On Wednesday, the Federal Reserve increased its target fed funds rate by 0.5%, bringing it up to a range of between 4.25% and 4.5%.

This move was in accordance with the expectations of Wall Street. According to reports, the members of the Federal Open Market Committee do not anticipate a change from rate rises to rate cuts until the year 2024.

Bitcoin is now trading in a bearish direction, despite having just broken over a crucial level of resistance located around $18,150 Bitcoin’s price, however, plummeted below the $18,000 level after the Fed’s statement that it will raise interest rates.

This points to the possibility that the current pattern of sales will continue.

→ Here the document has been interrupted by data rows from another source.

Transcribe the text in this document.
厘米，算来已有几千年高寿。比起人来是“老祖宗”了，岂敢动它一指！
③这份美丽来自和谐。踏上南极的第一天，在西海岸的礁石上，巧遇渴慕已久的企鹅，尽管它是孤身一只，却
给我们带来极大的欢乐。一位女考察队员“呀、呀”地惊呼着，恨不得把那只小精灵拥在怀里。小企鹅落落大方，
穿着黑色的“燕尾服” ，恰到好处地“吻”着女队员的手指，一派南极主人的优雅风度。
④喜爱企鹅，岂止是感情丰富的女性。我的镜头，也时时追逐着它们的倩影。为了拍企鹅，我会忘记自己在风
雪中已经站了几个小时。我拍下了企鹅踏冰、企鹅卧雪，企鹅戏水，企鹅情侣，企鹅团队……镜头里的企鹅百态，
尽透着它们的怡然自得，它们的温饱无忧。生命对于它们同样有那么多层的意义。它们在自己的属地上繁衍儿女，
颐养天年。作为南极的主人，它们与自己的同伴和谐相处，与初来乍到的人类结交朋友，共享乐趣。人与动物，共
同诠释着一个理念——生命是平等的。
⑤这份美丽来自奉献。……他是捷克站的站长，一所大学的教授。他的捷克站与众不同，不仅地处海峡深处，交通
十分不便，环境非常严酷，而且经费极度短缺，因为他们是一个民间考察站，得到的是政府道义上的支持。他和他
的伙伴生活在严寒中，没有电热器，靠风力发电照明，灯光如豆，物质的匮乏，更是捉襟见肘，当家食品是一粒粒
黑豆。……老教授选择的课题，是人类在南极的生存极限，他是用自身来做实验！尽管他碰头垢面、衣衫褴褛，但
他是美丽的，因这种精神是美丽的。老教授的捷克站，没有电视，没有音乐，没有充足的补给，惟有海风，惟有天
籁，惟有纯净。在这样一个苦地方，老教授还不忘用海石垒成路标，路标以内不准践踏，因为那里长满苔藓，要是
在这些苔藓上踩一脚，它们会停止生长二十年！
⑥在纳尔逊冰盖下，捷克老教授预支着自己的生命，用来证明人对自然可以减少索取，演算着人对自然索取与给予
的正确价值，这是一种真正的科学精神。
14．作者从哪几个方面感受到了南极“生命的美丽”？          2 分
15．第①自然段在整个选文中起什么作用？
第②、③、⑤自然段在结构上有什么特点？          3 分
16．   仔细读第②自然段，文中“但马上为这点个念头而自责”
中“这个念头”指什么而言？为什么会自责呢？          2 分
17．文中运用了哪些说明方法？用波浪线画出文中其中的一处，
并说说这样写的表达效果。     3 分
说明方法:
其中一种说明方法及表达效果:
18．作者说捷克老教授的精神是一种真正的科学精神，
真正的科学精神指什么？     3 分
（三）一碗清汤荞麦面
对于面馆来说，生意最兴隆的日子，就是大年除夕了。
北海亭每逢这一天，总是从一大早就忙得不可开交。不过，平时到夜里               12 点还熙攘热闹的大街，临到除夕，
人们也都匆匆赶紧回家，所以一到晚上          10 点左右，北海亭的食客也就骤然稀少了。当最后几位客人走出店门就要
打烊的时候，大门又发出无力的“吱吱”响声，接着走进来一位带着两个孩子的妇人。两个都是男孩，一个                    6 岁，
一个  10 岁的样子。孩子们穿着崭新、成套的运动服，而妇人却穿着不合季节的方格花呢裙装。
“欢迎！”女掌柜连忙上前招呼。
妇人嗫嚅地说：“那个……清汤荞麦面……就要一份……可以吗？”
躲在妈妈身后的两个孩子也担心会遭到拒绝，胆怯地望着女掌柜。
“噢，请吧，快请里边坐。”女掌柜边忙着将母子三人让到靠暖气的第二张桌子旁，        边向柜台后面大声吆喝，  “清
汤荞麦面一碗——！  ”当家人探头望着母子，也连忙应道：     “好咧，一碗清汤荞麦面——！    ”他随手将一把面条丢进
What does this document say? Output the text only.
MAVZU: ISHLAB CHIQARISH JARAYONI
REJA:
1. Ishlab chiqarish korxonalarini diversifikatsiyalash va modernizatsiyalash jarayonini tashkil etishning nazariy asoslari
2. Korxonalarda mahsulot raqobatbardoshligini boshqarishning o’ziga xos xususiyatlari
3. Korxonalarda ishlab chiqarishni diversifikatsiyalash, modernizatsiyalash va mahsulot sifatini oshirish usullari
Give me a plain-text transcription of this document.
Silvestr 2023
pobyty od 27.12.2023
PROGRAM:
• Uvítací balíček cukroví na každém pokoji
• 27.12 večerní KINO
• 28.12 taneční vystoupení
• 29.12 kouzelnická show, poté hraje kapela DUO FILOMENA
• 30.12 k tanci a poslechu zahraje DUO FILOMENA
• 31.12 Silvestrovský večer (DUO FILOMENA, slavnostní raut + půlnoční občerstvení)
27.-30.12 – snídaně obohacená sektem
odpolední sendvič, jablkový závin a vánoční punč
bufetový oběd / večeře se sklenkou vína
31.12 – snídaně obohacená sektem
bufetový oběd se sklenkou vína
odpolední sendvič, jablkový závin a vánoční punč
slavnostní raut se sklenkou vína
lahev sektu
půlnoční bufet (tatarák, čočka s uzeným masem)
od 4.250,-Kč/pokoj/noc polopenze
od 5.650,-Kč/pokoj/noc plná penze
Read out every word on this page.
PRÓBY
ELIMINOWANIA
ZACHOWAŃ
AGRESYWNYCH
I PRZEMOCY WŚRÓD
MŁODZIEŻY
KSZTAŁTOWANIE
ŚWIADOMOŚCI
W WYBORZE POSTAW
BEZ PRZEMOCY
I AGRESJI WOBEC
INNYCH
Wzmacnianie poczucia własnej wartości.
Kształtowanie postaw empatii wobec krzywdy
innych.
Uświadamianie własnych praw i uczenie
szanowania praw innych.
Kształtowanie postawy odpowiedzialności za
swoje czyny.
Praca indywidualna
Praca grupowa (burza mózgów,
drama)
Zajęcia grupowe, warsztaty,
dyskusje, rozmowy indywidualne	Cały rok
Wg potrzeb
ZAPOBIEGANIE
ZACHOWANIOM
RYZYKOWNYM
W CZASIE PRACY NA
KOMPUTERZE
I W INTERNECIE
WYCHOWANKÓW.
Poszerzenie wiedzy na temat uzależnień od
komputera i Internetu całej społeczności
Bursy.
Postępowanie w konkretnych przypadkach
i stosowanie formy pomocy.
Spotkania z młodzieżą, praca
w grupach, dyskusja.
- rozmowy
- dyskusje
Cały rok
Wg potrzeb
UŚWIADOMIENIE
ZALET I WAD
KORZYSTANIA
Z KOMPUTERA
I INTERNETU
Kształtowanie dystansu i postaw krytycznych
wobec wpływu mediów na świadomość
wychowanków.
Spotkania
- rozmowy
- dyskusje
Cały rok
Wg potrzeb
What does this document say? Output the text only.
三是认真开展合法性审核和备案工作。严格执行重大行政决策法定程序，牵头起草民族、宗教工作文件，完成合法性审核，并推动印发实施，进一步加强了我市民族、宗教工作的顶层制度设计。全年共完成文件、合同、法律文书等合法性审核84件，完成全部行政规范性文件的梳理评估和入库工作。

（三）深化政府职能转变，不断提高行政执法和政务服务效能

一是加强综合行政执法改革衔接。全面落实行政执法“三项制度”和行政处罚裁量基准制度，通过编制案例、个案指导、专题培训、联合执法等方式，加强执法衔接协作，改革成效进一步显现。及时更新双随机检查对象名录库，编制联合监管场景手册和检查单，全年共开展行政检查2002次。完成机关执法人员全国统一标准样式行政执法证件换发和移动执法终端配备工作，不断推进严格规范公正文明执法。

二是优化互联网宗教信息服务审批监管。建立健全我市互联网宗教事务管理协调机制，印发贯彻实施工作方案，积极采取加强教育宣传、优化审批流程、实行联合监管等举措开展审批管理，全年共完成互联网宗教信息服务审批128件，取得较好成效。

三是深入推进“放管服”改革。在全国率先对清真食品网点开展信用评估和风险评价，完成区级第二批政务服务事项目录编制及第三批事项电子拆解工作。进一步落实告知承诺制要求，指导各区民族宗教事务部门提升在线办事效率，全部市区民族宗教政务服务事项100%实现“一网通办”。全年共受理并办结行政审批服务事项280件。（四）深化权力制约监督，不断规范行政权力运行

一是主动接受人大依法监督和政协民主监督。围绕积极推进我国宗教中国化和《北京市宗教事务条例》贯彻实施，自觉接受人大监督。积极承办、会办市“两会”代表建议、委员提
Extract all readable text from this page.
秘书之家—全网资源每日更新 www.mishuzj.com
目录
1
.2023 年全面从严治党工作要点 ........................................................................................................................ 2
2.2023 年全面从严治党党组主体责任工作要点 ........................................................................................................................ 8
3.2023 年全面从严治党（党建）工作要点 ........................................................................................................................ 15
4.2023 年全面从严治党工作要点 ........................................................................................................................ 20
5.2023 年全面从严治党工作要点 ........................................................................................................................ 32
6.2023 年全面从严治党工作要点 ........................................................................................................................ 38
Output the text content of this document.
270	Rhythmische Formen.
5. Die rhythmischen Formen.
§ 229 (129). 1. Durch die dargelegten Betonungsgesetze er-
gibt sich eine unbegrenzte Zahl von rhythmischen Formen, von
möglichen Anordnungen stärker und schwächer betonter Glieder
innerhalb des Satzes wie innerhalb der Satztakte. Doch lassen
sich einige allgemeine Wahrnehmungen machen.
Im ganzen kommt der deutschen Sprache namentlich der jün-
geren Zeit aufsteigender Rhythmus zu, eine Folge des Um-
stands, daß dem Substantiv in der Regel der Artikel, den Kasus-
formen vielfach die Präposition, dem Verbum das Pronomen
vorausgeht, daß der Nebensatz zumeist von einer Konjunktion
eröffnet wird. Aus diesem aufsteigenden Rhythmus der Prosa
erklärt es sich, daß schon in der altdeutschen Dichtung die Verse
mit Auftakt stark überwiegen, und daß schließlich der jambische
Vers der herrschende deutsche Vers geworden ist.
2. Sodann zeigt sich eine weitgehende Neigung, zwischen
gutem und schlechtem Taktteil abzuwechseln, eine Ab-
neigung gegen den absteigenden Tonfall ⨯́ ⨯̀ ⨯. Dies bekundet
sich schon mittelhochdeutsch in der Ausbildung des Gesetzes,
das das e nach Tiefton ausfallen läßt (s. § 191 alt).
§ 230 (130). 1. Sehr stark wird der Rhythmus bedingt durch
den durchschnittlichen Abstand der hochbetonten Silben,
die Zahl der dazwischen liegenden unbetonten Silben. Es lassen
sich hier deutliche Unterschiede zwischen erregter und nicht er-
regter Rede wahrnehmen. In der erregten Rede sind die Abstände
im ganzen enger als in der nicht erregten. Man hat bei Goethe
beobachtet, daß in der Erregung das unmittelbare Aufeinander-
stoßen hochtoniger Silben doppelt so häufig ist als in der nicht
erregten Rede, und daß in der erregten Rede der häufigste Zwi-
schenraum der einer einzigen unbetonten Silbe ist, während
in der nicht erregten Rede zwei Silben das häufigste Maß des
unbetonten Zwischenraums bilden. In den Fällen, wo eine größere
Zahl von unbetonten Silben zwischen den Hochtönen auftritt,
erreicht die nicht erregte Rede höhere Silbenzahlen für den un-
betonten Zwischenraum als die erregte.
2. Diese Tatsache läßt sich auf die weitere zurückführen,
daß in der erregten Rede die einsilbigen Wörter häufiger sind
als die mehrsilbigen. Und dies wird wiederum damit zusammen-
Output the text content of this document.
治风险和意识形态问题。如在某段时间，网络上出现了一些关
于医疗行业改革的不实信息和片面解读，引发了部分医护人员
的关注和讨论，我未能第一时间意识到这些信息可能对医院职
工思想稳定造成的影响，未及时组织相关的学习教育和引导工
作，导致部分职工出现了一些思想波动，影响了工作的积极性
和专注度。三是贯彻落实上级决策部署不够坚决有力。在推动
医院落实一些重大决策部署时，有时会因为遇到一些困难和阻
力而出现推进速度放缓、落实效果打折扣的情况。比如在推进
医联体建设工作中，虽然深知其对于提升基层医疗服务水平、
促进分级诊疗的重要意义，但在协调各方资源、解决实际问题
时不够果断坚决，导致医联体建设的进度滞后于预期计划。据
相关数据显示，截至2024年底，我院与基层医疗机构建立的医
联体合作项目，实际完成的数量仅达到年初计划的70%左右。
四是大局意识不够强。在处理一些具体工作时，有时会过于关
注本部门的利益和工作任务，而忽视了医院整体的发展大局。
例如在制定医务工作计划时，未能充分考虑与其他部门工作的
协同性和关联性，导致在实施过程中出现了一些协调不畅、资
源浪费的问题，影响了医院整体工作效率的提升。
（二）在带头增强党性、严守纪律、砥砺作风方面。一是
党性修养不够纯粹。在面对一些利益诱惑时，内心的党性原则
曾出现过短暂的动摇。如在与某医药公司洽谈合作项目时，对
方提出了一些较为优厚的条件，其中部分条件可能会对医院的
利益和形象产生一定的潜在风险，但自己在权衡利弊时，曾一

BTC is trading at $17,708 at the time of this writing, which represents a decrease of roughly 1% in the previous 24 hours. 

What On-Chain Data is Suggesting?

According to on-chain data, the ‘Bitcoin (BTC) Spent Output Value Bands: All Exchanges’ measure suggests that the quantity of whale deposits on cryptocurrency exchanges is dropping.

Typically, the development of the bottom of the Bitcoin market is caused by whales selling their BTC holdings by transferring them to cryptocurrency exchanges.

After a bear market that lasted for a whole year and witnessed enormous sales by whales and miners, Bitcoin is now starting an accumulation cycle before the next halving. 

In point of fact, it is anticipated that institutional investors would discreetly purchase the downturn in a manner similar to the accumulation cycle that occurred in 2019-2020.

Cryptoquant’s analysis says:

“In terms of spending, the continued high level of whale spending is contradictory with a sign that could lead to a market cycle change. An upward sustained price trend is typically accompanied by whales holding their bitcoins.”

In a related development, according to the findings of a survey conducted by a reputable crypto analytics platform, despite the fact that 2018 was a difficult year for the majority of the cryptocurrency market, there does not seem to be a shortage of believers that 2023 would give a chance for recovery.

The cryptocurrency monitoring website CoinMarketCap is now conducting an end-of-year wrap-up survey. Participants were asked to submit their votes according to whether or not they anticipated the next year would be bullish or bearish, and more than eighty percent of the respondents voted ‘bullish.’

Is Now a Good Time to Buy?

Bitcoin traded in a narrow band between $18,500 and $20,000 between September and October. However, after the stunning collapse of the crypto exchange FTX, bitcoin plunged 26% at one point.

For anyone wondering whether this is a good time to purchase Bitcoin, I wouldn’t recommend it. The overall macroeconomics for bitcoin is unfavorable. On-chain/flow numbers for bitcoin are quite bearish.

As a result, if you have a time horizon of two to four weeks, it is certain that now is not the greatest moment to purchase bitcoin. Unless you’re aiming for long-term gain.

As such, you may purchase and then be ready to hold on for dear life for months, when ideally the situation would have become much better.